HELENA — Leaders with the Montana Department of Justice came into the 2023 state legislative session saying they were dealing with a significant rise in cases. Lawmakers responded by giving them more resources to address issues like illegal drugs, human trafficking, sexual assault and the ongoing crisis of missing and murdered indigenous people.
“I think Montana cares about public safety,” said Bryan Lockerby, administrator of DOJ’s Division of Criminal Investigation. “Citizens want to be protected, and now we have some tools to be able to do that.”
The department reports that drug trafficking task forces in Montana seized three times as much fentanyl in 2022 as they did in 2021. The numbers have risen dramatically over the last three years.
DOJ leaders backed House Bill 791, sponsored by Rep. Courtenay Sprunger, R-Kalispell, which would increase mandatory sentences for people who distribute large amounts of fentanyl or related drugs – to a minimum of two years in prison or a $50,000 fine.
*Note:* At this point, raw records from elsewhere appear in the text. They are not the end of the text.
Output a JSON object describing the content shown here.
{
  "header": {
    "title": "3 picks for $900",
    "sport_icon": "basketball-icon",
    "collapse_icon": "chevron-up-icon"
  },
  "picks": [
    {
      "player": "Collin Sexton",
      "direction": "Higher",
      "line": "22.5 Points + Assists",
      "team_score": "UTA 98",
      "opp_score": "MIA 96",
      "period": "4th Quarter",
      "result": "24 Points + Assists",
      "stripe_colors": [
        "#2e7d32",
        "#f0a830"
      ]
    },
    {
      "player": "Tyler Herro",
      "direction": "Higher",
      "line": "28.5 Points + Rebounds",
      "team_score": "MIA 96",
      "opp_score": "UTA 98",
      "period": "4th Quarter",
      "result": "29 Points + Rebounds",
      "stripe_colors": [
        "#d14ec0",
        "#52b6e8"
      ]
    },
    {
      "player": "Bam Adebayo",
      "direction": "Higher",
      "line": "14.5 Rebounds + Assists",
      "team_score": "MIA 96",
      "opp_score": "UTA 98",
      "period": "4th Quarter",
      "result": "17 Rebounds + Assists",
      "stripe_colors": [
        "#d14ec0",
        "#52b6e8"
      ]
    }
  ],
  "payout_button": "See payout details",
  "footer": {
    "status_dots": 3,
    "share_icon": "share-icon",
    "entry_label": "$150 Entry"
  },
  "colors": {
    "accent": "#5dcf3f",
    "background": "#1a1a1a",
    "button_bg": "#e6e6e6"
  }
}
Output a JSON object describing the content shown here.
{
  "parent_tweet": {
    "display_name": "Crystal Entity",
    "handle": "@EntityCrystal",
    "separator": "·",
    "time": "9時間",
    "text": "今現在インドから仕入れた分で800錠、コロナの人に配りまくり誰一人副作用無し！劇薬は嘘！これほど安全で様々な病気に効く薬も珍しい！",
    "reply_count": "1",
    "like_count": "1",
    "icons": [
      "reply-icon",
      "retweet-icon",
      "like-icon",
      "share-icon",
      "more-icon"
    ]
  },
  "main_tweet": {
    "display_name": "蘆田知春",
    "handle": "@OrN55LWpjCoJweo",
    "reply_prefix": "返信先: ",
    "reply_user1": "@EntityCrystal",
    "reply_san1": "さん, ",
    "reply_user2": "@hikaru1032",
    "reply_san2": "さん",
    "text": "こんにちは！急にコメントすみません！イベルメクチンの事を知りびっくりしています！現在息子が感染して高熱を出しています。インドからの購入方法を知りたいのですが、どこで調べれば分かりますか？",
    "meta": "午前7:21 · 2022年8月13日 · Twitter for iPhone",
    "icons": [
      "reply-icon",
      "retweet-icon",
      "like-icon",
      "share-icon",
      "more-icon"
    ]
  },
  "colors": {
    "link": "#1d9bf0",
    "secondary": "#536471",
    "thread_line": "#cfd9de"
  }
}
“The reality is we're not targeting people who have a substance abuse problem; that's not our goal,” Lockerby said. “We're trying to get those people that are dealing drugs that are killing our citizens. We have this massive amount of overdoses, this flood of fentanyl – and now to have some teeth with some of these statutes, it gives us some leverage to work these cases and put the right people in jail as well.”
The department also supported House Bill 112, sponsored by Rep. Jodee Etchart, R-Billings, and signed into law by Gov. Greg Gianforte last month. The bill made a major overhaul to the state’s human trafficking laws, consolidating a variety of existing laws into four updated offenses – sex trafficking, aggravated sex trafficking, child sex trafficking and labor trafficking – and establishing mandatory minimum sentences for the most serious offenses.
Lockerby said these cases have been challenging for investigators to handle.
“It takes time to identify the suspects because they move around a lot – it's a very migratory type of an offense,” he said. “So not only at the line level does it take a lot of work to investigate, it's very difficult to prosecute as well. Some of the new statutes that went through are really going to assist us with that.”
Leaders are also continuing their work to improve the handling of sexual assault cases, with two bills signed into law last month. House Bill 640, sponsored by Rep. Naarah Hastings, R-Billings, requires law enforcement to hold sexual assault evidence kits for 75 years. House Bill 79, sponsored by Rep. Amy Regier, R-Kalispell, creates a sexual assault response network program within DOJ that will focus on improving access to nurse examiners trained in responding to these cases.
“If you can imagine what it's like for a survivor of something as horrific as that to have to wait to be processed to drive 3 hours to Billings or something, now we can do this remotely,” Lockerby said. “We have a coordinator to set up that kind of a program.”
May 5 is Missing and Murdered Indigenous Persons Awareness Day. Groups like the Helena Indian Alliance aimed to bring attention to the ongoing crisis by displaying red dresses – each representing an indigenous woman or girl who is missing or murdered.
Indigenous people make up about 6% of Montana’s population, but as of May 1, nearly a quarter of active missing persons cases in Montana are Indigenous people. According to statistics from the Attorney General Austin Knudsen’s office, 41 of the 170 currently active cases in the state involve Indigenous people. Of those, 20 have been missing for more than a year, and 15 are under the age of 21.
The Legislature approved a pair of bills from Rep. Tyson Running Wolf, D-Browning. House Bill 163 would extend the state missing persons task force through 2033 and provide a full-time coordinator through DOJ.
“The Missing and Murdered indigenous Persons Task Force has been instrumental in helping provide some guidance in how we can strengthen laws, and also kind of close some gaps,” said Lockerby. “We've been much more public about being able to provide information on missing persons.”
House Bill 18, already signed into law, creates a new program to provide training for community-based missing person response teams.
“Helping with search parties, so that they can have some structure and organization and planning,” Lockerby said. “Rather than people just going out on their own trying to do the right thing, now we can have a better plan.”
Lockerby says his division will also receive several additional investigators to handle major cases like officer-involved shootings, as well as an agent to focus on computer forensics – working on identifying and extracting the data stored in electronic devices.
“I think the message is clear, and it's something that our attorney general said: We have your back,” Lockerby said. “And I think that message came not only from our attorney general, it came from the Legislature, it came from the governor, and it trickles down to our community. I think this is a very positive thing.”